Но все живое хочет жить, как любил говорить Коленька. Надо было жить, а значит, работать. Каким-то образом, сейчас не помню, я устроился на работу в ГУШДор (Главное управление шоссейных дорог МВД СССР), автомехаником на автобазу. Шел сентябрь, немец рвался к Москве. Сводки Совинформбюро потрясали отступлением на всех фронтах: Смоленск, Киев, Харьков, Гжатск, Малый Ярославец, Можайск. Дорохово рядом. Москва во мраке, в небе аэростаты колышутся, как гигантские киты или акулы, на крышах зенитки, прожектора режут темное небо, тревога за тревогой. На крышах женщины и подростки скидывают зажигалки, вой сирен. Толпы бегущих к метро, давки у входов. Окна в бумажных крестах наглухо зашторены черной бумажной шторой. Репродукторы или поют: «Когда нас в бой пошлет товарищ Сталин и первый маршал в бой нас поведет…»[85]
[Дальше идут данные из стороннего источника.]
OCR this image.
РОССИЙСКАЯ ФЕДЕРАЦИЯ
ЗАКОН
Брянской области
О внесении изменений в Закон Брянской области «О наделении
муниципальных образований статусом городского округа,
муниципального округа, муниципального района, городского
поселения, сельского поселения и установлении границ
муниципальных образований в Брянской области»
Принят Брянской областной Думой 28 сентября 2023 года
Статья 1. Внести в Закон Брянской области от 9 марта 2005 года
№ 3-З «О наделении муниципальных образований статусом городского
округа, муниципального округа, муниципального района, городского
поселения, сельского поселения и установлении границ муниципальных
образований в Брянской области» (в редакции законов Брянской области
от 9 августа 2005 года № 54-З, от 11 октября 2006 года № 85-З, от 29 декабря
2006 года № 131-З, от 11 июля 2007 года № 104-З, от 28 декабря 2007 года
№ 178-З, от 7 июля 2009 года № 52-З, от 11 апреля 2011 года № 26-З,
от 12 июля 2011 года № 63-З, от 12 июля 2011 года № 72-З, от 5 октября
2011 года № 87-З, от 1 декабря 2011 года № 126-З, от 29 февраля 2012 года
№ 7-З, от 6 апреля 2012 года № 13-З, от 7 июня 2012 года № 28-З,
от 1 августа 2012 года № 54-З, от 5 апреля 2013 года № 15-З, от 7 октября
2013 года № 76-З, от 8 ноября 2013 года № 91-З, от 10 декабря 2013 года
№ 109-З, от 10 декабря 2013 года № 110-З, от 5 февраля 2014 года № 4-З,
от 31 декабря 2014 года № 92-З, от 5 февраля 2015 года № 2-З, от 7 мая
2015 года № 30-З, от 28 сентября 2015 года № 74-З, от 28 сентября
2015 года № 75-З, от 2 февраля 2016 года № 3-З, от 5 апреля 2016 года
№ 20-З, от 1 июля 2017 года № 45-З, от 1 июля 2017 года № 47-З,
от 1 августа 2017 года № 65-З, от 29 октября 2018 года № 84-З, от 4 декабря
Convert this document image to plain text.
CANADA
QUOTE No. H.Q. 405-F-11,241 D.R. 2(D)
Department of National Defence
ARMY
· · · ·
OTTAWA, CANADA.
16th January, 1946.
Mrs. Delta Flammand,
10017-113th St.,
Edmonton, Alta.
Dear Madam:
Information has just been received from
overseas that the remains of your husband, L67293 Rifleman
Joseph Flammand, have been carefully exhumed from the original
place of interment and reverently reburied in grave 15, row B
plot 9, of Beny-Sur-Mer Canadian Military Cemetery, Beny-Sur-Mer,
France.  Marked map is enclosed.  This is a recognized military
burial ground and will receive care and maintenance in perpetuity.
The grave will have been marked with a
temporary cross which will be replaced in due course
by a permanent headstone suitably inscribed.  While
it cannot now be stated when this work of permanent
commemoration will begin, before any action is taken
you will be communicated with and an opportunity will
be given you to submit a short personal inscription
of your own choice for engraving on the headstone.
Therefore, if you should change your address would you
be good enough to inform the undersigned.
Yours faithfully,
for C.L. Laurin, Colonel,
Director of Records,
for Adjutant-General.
, или, умолкнув, сурово возвещают: «Граждане, воздушная тревога! Граждане, воздушная тревога!» Воют сирены, бегут с детьми на руках, тянут за руки могущих идти, ковыляют старики и старухи, тянут с собой барахло. Рев моторов в черном небе, шарят, шарят прожектора, вот крест-накрест поймали, повели по небу рокочущую точку. Зенитки строчат, как пулеметы. Взрыв – один, другой, рушится с грохотом где-то вблизи, колышется земля. После одиннадцати улицы мертвы. Патруль один за другим, запоздавших забирают. Мы с Коленькой решили – «Где наша не пропадала?» – по тревоге никуда не бежать, и не бегали. Утром ни свет ни заря на работу – край света, за окружной, на Войковской. Машины, машины, и ты под ними. Один механик на всю базу, рук не хватает.